Workers at the Port of Liverpool plan a two-week strike over pay from 19 September

Dockers at Liverpool container port plan two-week strike over pay

Dockers at Liverpool container port plan two-week strike over pay

Some 560 dockworkers at the Port of Liverpool, one of Britain’s largest container docks, will go on strike from 19 September to 3 October over pay, the Unite union announced last week (2 September).

The action follows an eight-day walkout last month by workers at Felixstowe, Britain’s largest container port, which clogged supply lines in an industry already facing supply chain issues.

The Liverpool strike will severely disrupt shipping and road transport in Liverpool and surrounding areas, Unite said.

Liverpool port operatives and maintenance engineers are striking over a 7 per cent pay offer they say amounts to an effective “pay cut” with inflation reaching double digits. They also say Mersey Docks and Harbour Company (MDHC) has failed to honour a 2021 pay deal. 

“Workers across the country are sick to death of being told to take a hit on their wages and living standards,” Unite general secretary Sharon Graham said in a statement, urging the MDHC to table a good offer.

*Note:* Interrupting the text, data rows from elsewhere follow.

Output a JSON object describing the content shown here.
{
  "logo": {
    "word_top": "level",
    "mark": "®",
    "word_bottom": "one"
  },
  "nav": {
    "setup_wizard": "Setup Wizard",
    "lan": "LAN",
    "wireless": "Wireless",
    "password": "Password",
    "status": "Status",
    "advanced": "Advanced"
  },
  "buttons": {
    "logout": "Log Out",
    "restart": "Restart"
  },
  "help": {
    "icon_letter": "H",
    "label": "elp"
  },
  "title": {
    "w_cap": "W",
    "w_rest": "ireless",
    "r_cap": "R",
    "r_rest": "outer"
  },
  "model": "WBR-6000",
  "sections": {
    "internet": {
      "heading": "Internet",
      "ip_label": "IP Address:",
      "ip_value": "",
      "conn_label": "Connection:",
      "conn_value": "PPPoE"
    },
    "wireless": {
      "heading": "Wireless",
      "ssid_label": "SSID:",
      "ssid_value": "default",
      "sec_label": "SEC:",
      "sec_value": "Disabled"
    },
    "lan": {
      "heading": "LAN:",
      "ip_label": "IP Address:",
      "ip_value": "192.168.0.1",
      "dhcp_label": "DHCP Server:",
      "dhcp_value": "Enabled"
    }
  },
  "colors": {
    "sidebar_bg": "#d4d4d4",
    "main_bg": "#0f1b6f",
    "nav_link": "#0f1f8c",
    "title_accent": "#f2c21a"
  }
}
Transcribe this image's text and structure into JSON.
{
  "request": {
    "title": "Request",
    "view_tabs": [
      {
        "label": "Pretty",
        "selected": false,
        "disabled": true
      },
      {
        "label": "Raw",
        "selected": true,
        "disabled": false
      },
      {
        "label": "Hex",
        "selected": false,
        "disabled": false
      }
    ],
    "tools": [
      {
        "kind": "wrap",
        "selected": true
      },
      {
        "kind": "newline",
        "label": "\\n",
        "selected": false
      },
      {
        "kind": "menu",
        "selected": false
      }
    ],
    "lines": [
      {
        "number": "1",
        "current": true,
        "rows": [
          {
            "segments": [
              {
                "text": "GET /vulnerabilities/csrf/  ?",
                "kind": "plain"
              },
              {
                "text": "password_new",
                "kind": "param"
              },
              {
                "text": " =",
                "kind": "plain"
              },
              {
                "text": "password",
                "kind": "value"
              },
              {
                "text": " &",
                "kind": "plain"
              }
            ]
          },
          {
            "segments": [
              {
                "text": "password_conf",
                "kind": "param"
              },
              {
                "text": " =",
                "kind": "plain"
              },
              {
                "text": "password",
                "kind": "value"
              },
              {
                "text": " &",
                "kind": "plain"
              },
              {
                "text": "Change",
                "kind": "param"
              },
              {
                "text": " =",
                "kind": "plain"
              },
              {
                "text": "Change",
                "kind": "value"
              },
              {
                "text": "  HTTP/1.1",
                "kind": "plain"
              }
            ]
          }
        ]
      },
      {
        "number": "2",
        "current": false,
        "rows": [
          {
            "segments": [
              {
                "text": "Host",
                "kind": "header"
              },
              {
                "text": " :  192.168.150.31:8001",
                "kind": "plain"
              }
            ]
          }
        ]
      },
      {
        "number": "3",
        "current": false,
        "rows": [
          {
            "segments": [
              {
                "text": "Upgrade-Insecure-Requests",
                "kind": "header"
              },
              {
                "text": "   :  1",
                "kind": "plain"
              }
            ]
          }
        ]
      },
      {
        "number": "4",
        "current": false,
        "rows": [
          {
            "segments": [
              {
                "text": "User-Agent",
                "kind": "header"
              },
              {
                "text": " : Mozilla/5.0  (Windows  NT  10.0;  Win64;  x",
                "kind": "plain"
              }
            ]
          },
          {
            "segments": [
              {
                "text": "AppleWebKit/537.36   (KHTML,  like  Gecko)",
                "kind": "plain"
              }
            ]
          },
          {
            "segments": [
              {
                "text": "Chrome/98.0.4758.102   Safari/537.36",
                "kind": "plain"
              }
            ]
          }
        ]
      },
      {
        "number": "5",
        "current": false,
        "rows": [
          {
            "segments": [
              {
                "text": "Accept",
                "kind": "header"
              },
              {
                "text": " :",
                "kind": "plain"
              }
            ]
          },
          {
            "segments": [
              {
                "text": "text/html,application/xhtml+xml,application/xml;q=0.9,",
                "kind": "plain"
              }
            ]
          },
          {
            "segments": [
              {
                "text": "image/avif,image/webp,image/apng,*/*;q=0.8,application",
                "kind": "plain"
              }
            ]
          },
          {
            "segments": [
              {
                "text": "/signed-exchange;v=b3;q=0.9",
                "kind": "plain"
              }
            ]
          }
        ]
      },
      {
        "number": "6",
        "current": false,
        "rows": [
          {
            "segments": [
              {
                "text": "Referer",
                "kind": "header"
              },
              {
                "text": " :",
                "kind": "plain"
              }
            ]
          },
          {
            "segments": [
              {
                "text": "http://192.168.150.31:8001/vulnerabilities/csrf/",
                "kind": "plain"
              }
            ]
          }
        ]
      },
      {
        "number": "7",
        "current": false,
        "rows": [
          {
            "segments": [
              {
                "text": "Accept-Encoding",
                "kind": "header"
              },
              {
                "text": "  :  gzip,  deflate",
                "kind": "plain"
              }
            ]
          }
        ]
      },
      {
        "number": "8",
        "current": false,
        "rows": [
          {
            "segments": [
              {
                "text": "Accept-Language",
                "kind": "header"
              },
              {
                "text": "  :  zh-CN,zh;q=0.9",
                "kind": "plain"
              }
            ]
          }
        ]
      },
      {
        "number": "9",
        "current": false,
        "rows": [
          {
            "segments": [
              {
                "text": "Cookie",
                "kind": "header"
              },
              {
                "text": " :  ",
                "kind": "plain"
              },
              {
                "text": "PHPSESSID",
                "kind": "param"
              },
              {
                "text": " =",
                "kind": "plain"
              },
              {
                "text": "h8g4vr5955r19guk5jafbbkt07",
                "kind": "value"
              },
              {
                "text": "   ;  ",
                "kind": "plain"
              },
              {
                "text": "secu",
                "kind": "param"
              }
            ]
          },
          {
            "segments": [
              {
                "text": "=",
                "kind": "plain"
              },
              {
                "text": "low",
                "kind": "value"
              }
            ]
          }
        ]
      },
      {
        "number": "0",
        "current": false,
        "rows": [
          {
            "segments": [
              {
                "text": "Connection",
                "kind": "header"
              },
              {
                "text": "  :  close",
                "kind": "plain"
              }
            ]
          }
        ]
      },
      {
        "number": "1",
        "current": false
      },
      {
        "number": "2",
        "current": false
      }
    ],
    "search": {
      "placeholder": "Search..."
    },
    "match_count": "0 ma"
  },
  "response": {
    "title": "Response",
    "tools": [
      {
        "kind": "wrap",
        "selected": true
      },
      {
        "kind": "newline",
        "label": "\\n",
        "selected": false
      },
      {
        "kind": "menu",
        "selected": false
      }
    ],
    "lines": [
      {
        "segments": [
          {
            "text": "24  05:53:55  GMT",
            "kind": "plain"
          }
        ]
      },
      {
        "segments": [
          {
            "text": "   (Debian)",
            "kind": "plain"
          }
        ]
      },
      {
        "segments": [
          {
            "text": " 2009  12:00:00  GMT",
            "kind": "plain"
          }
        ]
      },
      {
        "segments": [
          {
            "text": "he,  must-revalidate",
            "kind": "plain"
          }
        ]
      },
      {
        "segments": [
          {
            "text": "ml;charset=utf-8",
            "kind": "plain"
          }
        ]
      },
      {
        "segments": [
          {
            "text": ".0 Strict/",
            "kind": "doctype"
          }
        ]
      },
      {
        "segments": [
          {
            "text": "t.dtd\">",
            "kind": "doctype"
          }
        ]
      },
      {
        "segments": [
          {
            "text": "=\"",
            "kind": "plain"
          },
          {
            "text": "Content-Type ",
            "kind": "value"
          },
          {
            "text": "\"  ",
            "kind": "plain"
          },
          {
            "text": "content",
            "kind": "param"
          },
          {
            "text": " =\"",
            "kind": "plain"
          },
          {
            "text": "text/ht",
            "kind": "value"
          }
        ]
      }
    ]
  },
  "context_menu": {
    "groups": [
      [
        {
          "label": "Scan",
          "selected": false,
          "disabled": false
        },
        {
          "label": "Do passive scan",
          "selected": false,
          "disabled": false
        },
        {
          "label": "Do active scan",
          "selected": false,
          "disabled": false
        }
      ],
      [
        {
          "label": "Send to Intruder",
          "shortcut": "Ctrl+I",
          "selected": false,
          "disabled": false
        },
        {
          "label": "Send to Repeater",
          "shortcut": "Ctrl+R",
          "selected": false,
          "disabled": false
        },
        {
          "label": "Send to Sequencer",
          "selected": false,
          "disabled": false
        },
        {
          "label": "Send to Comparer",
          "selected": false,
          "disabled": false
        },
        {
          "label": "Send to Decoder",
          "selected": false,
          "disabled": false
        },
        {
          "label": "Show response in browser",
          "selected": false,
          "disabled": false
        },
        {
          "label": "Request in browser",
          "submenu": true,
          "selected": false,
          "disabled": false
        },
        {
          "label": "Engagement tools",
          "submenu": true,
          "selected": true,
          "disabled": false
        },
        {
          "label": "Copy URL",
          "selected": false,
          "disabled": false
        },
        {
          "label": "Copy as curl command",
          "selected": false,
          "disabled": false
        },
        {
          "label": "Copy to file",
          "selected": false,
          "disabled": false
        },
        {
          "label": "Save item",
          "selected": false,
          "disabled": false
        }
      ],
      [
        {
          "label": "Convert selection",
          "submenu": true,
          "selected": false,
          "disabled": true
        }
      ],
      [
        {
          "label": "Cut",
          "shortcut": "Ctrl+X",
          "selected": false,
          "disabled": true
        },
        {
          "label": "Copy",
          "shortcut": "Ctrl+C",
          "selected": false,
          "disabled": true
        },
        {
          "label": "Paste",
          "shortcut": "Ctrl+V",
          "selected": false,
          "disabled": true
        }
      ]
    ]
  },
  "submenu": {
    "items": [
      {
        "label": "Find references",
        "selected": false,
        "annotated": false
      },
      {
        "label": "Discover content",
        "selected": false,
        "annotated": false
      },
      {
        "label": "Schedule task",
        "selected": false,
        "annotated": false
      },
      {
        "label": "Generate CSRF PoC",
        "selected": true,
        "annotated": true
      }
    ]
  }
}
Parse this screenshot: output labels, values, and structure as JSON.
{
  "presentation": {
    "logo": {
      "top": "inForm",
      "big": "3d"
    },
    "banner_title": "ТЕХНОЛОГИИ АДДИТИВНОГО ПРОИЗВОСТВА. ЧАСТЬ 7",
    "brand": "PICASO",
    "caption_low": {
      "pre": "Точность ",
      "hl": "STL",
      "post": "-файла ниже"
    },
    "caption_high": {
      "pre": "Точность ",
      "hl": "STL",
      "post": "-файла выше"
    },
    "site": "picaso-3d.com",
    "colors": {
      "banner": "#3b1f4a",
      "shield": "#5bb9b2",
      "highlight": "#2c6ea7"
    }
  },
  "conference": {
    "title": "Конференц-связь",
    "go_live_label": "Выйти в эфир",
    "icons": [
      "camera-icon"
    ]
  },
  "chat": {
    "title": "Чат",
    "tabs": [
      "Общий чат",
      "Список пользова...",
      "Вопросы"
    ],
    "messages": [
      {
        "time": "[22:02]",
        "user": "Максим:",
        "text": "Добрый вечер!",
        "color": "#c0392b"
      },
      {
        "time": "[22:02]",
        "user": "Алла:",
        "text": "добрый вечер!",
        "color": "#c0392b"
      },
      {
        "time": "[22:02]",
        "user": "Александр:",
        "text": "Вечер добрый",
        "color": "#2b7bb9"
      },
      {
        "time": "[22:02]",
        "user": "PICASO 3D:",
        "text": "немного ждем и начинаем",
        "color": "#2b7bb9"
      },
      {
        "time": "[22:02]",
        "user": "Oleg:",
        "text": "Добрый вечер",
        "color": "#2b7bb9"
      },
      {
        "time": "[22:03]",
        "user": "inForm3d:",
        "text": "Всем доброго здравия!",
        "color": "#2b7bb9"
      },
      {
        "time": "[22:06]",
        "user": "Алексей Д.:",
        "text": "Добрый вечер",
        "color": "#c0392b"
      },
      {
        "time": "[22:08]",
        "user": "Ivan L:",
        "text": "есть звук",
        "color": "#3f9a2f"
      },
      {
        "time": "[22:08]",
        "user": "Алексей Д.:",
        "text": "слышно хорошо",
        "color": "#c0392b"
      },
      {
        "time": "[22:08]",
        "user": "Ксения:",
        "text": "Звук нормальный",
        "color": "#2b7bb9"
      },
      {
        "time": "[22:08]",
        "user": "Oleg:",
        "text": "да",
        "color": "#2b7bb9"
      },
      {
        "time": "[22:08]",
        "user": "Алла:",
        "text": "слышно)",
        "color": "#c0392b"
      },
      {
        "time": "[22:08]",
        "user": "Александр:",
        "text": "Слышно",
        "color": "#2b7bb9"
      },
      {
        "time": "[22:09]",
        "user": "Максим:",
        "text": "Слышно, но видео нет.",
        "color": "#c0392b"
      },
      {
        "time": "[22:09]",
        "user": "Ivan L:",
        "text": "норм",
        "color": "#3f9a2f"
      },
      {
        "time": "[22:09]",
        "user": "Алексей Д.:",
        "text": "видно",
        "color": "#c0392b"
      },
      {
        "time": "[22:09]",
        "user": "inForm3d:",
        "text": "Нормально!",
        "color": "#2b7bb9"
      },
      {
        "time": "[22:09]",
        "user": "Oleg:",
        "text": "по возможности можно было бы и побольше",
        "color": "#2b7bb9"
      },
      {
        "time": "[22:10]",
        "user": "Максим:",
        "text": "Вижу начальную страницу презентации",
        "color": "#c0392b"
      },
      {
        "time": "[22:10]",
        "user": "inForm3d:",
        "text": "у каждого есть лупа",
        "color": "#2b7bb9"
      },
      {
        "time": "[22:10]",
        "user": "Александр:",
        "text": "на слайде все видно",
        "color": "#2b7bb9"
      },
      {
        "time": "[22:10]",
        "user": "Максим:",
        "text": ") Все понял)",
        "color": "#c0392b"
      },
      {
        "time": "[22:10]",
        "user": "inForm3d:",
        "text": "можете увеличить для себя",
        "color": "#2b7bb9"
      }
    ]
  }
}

MDHC parent Peel Ports said it had offered a pay package of 8.3 per cent on top of a 4.5 per cent pay increase last year and other improvements to shifts, sick pay and pensions.

“Our pay offer is well above the national average and represents a sustainable position for the business, taking into account stagnation in the container market, worldwide economic pressures, the conflict in Ukraine and global shipping disruption,” Peel Ports chief operating officer David Huck said in a statement.